Frequently Asked Questions

What PaO2/FiO2 ratio indicates ARDS?

The Berlin Definition of ARDS sets the cutoff at a PF ratio of 300 mmHg or lower (measured with at least 5 cm H₂O PEEP). Mild ARDS spans 200–300 mmHg, moderate ARDS is 100–200 mmHg, and severe ARDS falls below 100 mmHg. However, this ratio alone doesn't diagnose ARDS; the full criteria include bilateral pulmonary infiltrates on imaging, acute onset within one week of a known insult, and exclusion of pulmonary oedema from left heart failure. A low ratio signals significant gas exchange impairment warranting further investigation.

Why does supplemental oxygen affect the PF ratio?

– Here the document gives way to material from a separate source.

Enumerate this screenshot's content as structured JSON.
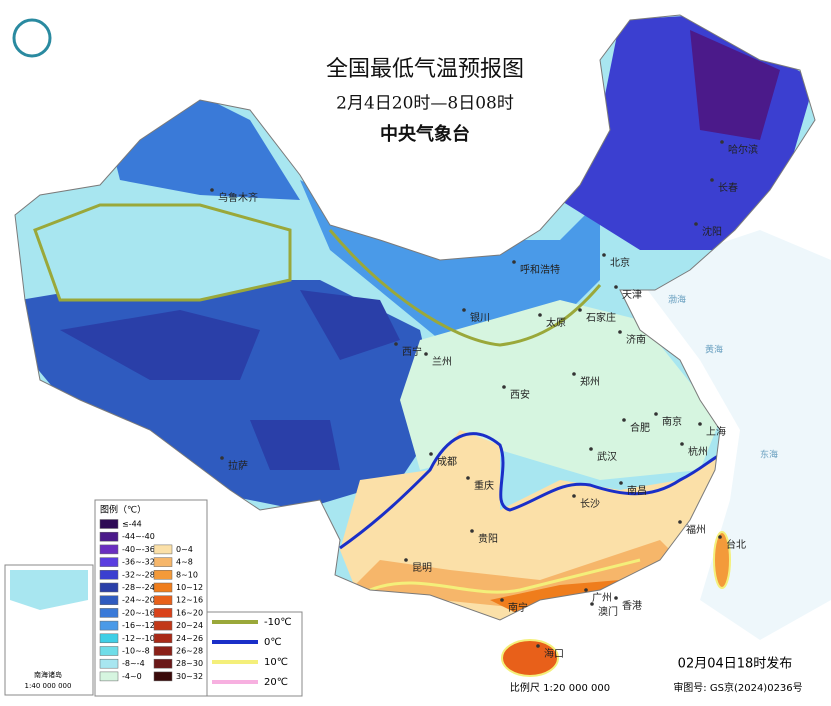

The ratio by design incorporates FiO2 to account for the oxygen support a patient receives. A PaO2 of 70 mmHg looks concerning in isolation, but if that patient breathes room air (FiO2 0.21), the ratio is 333—nearly normal. Conversely, the same PaO2 on 60% supplemental oxygen yields a ratio of 117, suggesting the lungs struggle to oxygenate despite high inspired oxygen. This contextual adjustment allows clinicians to judge intrinsic lung function rather than mere absolute oxygen levels.

Can PF ratio predict outcomes in critical illness?

Yes, the PF ratio correlates with mortality and length of ICU stay in sepsis, ARDS, and pneumonia cohorts. Studies show that patients with PF ratios persistently below 100 face higher mortality and require prolonged mechanical ventilation. However, the ratio is not deterministic; individual outcomes depend on the underlying cause, age, comorbidities, and response to treatment. Trend analysis (improving or worsening) often outweighs a single measurement in prognostic discussions.

How does diving or underwater activity affect the PF ratio?

Diving dramatically alters the partial pressure of oxygen in inspired air due to increased hydrostatic pressure at depth. Divers maintain adequate tissue oxygen concentration underwater that would appear low at sea level. Rapid ascent, however, causes decompression sickness and can trigger hypoxia as dissolved gases rapidly expand. Additionally, breath-holding during ascent risks "shallow water blackout," where the diver loses consciousness despite adequate oxygen in tissues. The PF ratio concept doesn't directly apply to underwater physiology, but understanding pressure effects on gas availability helps explain these dangers.

What causes a low PaO2/FiO2 ratio in patients without lung disease?

Certain cardiac and systemic conditions lower the PF ratio without primary pulmonary pathology. Left heart failure causes pulmonary oedema, impairing gas exchange. Right-to-left cardiac shunts bypass normal lung ventilation-perfusion matching. Severe anaemia reduces oxygen-carrying capacity, though PaO2 itself may be normal. Sepsis triggers systemic inflammation and increased metabolic demand, worsening tissue oxygenation. Additionally, prolonged immobility, thromboembolism, and certain medications affecting respiratory drive indirectly depress oxygenation. Clinical examination, imaging, and additional testing help distinguish primary lung injury from secondary oxygenation impairment.

Should PF ratio be adjusted for different altitudes or weather conditions?

Yes, atmospheric pressure variations affect the baseline partial pressure of oxygen in inspired air. Standard reference values assume 760 mmHg atmospheric pressure at sea level (oxygen partial pressure ~150 mmHg). At high altitude, lower atmospheric pressure reduces inspired PO₂ accordingly. Similarly, barometric pressure changes with weather systems. For consistent interpretation across settings, some clinicians calculate an expected PaO2 based on the altitude or pressure, then compare actual values. International guidelines increasingly recommend reporting barometric pressure with blood gas results to contextualise findings and prevent misinterpretation of borderline values.